어떻게 한국어는 "함께"라는 뜻이 포함된 구조로 생성됐을까? 이제는 당당하게 살아간다.

어느 외국인 영어 교사의 한국에서의 생활체험 얘기를 기사를 통해 읽었다. 그이야기를 읽으면서, 나의 이민초창기의 180도 다른 문화충격에, 내자신의 Identity를 한동안 설정하지 못하고, 우선 그때만 해도 후진국인 한국에서 선진국인 캐나다로 삶의 터전을 옮겨 살면, 느끼는 챙피함으로, 움추려 들었었던 기억을 새삼 떠올리게 했다.
벌써 그로부터 거의 반세기의 세월이 흘렀다.

지금은 많이 이민자로서, 현지의 언어와 문화에 많이 익숙해져 있지만, 아직도 어느면에서는 전연 동화를 하지 못하고, 예를 들면, 식생활에서는 아직도, 햄버거와 디저트 먹어야하는 이곳 서양사람들의 습관에 완전 동화하지 못하고 살아가고 있다.

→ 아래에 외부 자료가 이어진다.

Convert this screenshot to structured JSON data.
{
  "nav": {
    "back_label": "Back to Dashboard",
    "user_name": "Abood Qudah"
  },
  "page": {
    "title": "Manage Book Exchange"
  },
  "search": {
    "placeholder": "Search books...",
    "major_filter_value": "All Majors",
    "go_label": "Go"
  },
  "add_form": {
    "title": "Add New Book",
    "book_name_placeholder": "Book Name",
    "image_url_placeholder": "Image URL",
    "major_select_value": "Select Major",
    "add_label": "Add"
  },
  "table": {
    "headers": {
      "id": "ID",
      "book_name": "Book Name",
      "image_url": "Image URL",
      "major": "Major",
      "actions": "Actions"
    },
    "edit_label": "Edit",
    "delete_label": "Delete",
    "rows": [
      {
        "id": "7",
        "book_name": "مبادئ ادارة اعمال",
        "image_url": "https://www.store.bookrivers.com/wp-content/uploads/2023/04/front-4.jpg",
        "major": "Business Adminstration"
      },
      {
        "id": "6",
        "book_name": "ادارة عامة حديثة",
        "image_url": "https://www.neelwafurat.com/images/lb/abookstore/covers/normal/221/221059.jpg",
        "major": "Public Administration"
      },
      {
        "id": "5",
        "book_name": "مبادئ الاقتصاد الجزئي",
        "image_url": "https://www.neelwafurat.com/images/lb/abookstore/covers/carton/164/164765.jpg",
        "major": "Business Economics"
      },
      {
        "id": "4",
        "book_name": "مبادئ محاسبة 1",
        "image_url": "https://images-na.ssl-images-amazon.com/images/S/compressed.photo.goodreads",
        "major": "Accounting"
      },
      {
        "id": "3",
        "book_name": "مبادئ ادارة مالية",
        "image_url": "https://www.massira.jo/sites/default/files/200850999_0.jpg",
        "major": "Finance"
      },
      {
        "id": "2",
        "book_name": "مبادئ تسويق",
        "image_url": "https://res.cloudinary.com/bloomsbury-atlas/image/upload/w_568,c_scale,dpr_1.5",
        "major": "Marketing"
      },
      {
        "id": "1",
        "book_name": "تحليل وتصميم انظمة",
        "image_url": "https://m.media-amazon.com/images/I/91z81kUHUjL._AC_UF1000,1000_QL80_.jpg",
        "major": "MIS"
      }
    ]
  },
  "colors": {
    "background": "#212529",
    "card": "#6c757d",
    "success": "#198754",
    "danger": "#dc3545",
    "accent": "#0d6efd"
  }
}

그이유를 나는 이렇게 생각한다. "한인생의 언어와 문화는 태어나서 10대 중반( Middle of teenage)사이에 형성되여, 그이후 다른 대륙으로 옮겨서 살아간다해도, 기본 골격은 영원히 변하지 않고, 변화된다해도 일부일뿐이다"라고.  

예를 들면, 이곳에서 바라보는 한반도, 특히 남쪽의 주민들중에서 경상도, 전라도 출신 사람들이 서울로 삶의 터전을 옮겨 평생을 살아도, 어렸을적에 몸에 밴 그지방의 사투리가 대화속에서 깊이 자리잡고 있다는 것이 그증거다.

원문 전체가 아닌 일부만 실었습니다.